The scale of the shortage of anti-cancer drugs prompts the authorities to consider short-term solutions. The FDA is considering allowing the importation of chemotherapy drugs from foreign manufacturers that are not currently licensed for distribution in the United States on a temporary basis.
But health experts and the generics industry say fundamental reforms are needed to encourage manufacturers to stay in the market to strengthen supply chains. The April closure of a major U.S. generics company Akorn Pharmaceuticals and Teva Pharmaceuticals’ decision last month to reduce its generics portfolio highlight the extreme pressure the industry is under, they say.
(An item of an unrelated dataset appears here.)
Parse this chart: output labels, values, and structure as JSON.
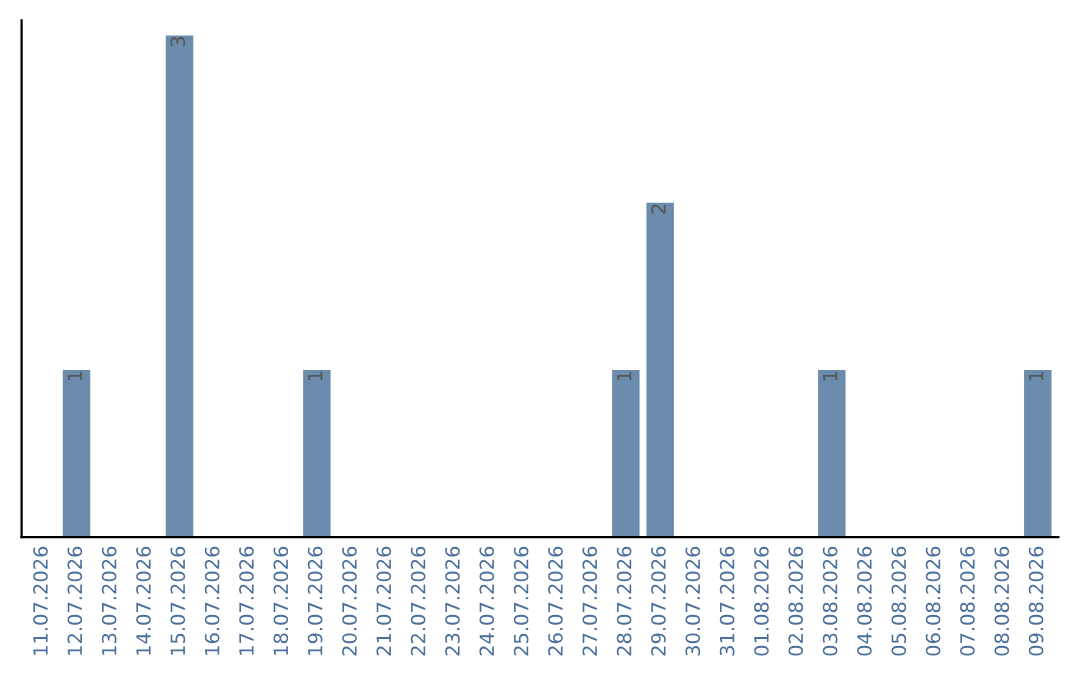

“A common thread here is pricing and vulnerability. Typically what you see are market forces driving prices down, which is great for patients and everyone involved except manufacturers. said Craig Burton, senior vice president of policy and alliances at the Association for Accessible Medicines.
When there were only one or two manufacturers left in a market for a drug, if something happened you would be at greater risk of a shortage, he said.
A Senate hearing on the drug shortage crisis in March discussed the possibility of providing tax incentives to encourage investment in more U.S.-based production or mandating stockpiling of essential drugs.
Burton said consolidation in the drug procurement market has allowed wholesale buyers to squeeze prices from manufacturers in the retail and hospital market.
Three major buying groups – Red Oak Sourcing, Walgreens Boots Alliance Development and ClarusOne, which includes Walmart and McKeeson – control about 90% of the prescription retail market. The market for supplying generics to hospitals is just as concentrated.
For cancer patients like Griffith, who fear their lives will be cut short because they don’t have access to standard chemotherapy drugs, change can’t come soon enough.
“It runs through my head every day. I just don’t know why the country or some association or the FDA wouldn’t step in for the greater good?” says Griffith.